II El
Arquitecto del Caos: Kant, la Neurociencia y el Triunfo de lo Estético
Cuando
alguien defiende una mirada "estética" del mundo, a menudo se le
acusa de superficialidad. Sin embargo, si seguimos los pasos de Don Immanuel y
los cruzamos con la neurobiología del siglo XXI, descubrimos una verdad
asombrosa: lo estético no es un adorno; es la infraestructura primaria,
que nos permite, literalmente, construir un "mundo".
El Escenario Invisible: Para Kant, el espacio y el tiempo no eran cosas que estaban "allí
afuera" esperando ser medidas, sino
intuiciones Puras: nuestra forma humana de recibir datos. Sin
ellas, el universo sería un Noúmeno: un caos de estímulos mudo e
inaccesible. Su giro copernicano implica que nosotros le prestamos al universo
el escenario para que la realidad pueda suceder.
No
aprendemos el espacio el tiempo (la estética trascendental) tampoco las categorías(
la analítica trascendental ) ya nacemos con este software instalado. Somos
nosotros quienes dibujamos el mapa sobre el cual se apoya la existencia.
Percibir no
es entender. Para que ese flujo de sensaciones se convierta en experiencia, debemos
activar la analítica trascendental, y
las 12 categorías que Kant propone y funcionan como moldes mentales.
En la
neurociencia moderna, el software se traduce en el Cerebro
Predictivo. La corteza prefrontal no es un espectador pasivo; es un
legislador que impone reglas lógicas al caos sensorial. Lo que llamamos
"realidad" es una síntesis impecable entre lo que nuestros sentidos
captan y lo que nuestra razón impone.
Kant diseñó
el manual de usuario del cerebro dos siglos antes de que supiéramos de qué
estaba hecho el hardware.
Hoy, la
ciencia ha localizado hardware físico .
Las Células de Red (Grid
Cells) y las Células de Lugar (Place Cells) en el hipocampo
funcionan exactamente como el GPS interno que Kant intuyó. Estas neuronas
disparan en patrones hexagonales perfectos, creando una
cuadrícula geométrica antes de que entremos a una habitación.
Cuando las Facultades se ponen a Jugar: Aquí es donde la intuición de Nacho cobra su mayor fuerza. Existe un
momento sublime donde la Imaginación (nuestra capacidad de ver formas) y
el Entendimiento (nuestra capacidad de aplicar leyes) dejan de pelear
por definir las cosas y se ponen a jugar.
Desde la neurobiología, este
goce estético ocurre cuando nuestras redes de introspección (el "Yo"
o Apercepción Trascendental) y nuestras redes de atención externa entran
en una sincronía perfecta. Es un estado de "coherencia de fase" donde
el cerebro gasta menos energía porque el mundo "encaja" con nuestros
moldes.
La belleza
no está en el objeto sino el premio
que el cerebro se da a si mismo nuestra sensibilidad y nuestra lógica
logran, por un instante, bailar en el mismo tono.
Ser
"estético", es reconocernos como arquitectos de nuestra propia
realidad.

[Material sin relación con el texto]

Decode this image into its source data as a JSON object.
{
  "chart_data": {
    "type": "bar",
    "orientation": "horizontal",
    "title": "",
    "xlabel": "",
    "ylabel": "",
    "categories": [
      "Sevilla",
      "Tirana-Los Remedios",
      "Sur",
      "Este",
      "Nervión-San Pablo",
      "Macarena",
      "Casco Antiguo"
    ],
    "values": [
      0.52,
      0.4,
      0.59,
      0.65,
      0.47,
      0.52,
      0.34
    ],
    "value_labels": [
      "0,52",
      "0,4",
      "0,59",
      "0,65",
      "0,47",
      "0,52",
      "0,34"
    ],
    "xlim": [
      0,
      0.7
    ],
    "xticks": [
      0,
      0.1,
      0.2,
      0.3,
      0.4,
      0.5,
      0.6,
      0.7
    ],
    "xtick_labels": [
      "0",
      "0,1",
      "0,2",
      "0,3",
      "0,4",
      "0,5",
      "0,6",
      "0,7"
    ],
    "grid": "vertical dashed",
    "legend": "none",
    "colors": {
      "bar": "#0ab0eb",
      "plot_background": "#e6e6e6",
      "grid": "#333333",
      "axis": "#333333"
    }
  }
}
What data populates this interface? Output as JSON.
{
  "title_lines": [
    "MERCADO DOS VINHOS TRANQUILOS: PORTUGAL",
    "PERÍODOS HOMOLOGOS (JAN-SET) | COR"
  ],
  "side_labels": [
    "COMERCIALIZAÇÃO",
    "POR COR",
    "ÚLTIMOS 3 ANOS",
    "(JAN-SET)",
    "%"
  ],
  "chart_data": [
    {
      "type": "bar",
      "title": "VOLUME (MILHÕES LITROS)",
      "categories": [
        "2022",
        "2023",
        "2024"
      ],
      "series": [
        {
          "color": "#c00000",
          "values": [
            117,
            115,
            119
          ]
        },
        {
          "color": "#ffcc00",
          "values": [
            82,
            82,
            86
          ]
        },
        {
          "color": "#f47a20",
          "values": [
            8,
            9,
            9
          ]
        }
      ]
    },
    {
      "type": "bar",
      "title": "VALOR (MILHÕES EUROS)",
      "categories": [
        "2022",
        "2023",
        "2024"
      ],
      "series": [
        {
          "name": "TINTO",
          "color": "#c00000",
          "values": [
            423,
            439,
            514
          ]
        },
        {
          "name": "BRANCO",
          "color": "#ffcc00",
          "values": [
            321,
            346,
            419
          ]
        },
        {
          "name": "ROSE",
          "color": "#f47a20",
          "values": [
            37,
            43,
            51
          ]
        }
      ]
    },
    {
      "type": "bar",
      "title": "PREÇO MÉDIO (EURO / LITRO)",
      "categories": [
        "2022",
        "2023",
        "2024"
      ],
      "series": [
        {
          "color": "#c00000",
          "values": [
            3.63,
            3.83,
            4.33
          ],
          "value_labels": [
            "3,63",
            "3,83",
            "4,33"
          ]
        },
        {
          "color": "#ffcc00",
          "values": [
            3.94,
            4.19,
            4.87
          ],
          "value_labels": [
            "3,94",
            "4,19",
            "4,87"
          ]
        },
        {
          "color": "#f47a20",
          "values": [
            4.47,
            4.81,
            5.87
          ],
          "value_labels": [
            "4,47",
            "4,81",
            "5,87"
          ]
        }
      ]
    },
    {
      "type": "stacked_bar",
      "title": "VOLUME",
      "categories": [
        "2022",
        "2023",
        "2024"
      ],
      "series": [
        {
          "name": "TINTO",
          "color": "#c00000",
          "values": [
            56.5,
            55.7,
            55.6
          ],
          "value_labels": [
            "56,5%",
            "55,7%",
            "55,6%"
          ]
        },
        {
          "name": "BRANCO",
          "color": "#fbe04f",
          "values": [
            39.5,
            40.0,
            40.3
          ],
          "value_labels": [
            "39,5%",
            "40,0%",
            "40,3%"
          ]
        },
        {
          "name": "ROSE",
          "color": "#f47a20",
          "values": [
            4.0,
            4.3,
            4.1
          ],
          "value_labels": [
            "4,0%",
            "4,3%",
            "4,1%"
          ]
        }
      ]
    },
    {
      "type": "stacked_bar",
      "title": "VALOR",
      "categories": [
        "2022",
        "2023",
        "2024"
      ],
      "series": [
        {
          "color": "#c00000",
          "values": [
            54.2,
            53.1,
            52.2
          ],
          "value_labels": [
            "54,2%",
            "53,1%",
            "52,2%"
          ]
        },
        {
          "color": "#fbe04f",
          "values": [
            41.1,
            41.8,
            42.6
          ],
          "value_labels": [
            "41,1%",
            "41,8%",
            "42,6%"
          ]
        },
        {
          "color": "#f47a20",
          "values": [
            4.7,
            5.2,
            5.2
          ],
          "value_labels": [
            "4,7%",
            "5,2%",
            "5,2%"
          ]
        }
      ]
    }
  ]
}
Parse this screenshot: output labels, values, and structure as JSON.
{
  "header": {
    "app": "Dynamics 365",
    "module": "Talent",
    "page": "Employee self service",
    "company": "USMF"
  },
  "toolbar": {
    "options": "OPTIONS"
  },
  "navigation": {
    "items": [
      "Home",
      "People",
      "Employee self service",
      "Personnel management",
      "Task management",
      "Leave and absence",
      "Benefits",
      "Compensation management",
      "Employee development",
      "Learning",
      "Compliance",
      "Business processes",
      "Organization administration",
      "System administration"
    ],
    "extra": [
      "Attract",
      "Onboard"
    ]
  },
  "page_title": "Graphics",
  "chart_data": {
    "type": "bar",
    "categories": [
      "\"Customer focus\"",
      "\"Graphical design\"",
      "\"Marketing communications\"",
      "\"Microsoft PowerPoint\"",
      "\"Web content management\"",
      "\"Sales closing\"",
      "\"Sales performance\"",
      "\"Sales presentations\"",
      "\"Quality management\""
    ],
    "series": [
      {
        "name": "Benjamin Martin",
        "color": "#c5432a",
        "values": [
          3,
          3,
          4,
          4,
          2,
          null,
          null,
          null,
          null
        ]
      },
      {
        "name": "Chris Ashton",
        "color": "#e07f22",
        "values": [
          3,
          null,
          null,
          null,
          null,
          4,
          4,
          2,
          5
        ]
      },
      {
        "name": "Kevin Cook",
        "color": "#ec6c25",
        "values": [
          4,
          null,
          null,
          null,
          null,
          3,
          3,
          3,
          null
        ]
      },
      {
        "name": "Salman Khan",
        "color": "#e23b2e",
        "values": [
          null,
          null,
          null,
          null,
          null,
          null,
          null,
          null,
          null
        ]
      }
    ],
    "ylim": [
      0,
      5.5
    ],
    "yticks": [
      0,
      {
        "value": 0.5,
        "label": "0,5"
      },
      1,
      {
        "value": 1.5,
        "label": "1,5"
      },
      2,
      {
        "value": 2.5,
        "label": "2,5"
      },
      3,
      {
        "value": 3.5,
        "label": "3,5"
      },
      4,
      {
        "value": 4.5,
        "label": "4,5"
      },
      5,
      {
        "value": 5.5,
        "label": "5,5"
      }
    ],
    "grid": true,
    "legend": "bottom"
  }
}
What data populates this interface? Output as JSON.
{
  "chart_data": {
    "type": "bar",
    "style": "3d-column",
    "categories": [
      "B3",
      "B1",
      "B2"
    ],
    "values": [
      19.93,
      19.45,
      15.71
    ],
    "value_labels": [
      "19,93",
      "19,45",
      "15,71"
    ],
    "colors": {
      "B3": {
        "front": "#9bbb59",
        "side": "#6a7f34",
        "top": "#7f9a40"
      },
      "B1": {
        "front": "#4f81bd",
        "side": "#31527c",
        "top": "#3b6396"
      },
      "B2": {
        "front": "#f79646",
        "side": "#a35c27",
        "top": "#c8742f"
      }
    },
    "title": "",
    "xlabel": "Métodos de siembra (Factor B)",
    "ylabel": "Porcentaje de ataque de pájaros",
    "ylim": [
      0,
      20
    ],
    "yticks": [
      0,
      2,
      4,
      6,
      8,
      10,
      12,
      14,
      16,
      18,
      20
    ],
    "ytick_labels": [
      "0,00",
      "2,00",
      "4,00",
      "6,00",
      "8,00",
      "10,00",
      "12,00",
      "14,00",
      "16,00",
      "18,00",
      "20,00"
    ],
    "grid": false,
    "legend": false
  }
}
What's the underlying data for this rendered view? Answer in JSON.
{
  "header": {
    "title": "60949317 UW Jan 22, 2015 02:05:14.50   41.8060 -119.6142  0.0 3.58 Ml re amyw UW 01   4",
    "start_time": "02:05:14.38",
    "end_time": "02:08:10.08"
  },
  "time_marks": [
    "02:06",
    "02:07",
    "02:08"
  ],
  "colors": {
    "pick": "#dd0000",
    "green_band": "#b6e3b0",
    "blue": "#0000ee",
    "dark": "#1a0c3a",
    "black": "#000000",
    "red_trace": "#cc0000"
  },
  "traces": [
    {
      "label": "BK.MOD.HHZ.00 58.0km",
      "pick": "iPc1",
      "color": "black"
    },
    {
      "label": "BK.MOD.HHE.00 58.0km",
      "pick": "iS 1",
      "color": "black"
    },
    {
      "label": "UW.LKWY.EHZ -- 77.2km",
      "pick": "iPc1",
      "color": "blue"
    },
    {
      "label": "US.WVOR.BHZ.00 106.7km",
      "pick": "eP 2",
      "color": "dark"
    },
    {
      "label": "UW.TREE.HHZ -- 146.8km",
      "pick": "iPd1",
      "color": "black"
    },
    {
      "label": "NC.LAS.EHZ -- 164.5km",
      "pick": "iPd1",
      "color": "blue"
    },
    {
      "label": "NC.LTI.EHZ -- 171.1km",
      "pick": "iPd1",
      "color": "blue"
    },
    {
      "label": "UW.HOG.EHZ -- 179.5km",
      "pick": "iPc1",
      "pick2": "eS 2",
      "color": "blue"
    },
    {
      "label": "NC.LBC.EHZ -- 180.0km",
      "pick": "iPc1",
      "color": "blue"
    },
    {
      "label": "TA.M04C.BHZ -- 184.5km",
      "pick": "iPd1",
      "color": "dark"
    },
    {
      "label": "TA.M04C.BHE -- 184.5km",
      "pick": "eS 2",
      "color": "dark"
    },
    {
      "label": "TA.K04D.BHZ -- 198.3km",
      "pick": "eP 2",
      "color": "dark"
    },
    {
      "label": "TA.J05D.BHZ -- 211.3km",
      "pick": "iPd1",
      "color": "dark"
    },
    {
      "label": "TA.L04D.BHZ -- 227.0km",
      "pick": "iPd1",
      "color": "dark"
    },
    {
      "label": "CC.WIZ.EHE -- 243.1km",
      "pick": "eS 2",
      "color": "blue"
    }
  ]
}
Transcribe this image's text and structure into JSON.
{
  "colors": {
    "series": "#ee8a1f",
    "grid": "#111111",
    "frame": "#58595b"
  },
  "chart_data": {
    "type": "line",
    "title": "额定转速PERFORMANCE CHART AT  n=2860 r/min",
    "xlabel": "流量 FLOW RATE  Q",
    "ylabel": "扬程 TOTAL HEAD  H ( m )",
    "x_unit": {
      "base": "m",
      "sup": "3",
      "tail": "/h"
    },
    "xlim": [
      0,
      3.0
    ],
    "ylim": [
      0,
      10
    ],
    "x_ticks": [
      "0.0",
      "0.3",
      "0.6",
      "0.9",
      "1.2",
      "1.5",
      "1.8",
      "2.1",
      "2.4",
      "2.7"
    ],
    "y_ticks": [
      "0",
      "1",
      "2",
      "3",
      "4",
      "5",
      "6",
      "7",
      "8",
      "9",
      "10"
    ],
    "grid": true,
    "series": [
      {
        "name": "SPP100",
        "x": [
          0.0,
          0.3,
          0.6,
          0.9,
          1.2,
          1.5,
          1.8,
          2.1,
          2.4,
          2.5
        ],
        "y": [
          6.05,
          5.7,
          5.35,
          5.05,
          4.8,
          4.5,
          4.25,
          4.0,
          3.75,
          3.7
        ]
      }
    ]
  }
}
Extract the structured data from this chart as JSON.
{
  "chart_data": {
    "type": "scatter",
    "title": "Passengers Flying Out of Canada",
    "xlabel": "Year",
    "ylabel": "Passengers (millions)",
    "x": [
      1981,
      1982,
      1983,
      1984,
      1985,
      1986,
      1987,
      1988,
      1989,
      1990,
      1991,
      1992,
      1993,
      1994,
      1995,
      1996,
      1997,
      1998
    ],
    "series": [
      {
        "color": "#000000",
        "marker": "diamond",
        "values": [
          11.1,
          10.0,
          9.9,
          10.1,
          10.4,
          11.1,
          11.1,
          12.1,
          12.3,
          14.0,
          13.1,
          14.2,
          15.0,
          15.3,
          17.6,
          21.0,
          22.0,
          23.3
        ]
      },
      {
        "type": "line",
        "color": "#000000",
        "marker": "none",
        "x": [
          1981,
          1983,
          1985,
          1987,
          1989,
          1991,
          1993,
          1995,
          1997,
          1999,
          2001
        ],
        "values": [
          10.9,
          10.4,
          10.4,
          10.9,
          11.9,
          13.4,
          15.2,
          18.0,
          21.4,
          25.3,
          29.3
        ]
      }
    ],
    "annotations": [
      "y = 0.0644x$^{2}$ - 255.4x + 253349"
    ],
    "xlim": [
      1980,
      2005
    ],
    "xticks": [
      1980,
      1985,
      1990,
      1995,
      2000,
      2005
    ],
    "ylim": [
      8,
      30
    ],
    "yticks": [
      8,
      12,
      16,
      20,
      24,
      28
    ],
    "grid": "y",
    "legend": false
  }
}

No somos simples cámaras de video grabando una película ajena; somos
los directores, los guionistas y los iluminadores. Reivindicar lo estético,
como hace Nacho, es aceptar que el universo tiene orden porque nosotros tenemos
la elegancia de otorgárselo. Somos los seres que le prestamos al universo la
lógica para ser comprendido y la emoción para ser vivido. Lo personal queda
a cargo de cada arquitecto y, en definitiva, la belleza es la firma del
arquitecto de ¨su¨ propia obra maestra mental.
La Conclusión
La neurociencia
ha localizado físicamente los chips donde corren nuestros programas: El Espacio/Tiempo no se aprenden; se traen de fábrica
(son a priori). Las Categorías no son opiniones, son las reglas
lógicas del sistema operativo. Son nuestro software. El Hardware
(neuronas, sinapsis, hipocampo) es la base material que, si se daña (Alzheimer,
ACV…), impide que el software se ejecute, dejándonos en la oscuridad cognitiva.
En definitiva: No vemos el
mundo como "es", sino como nuestro software nos permite renderizarlo.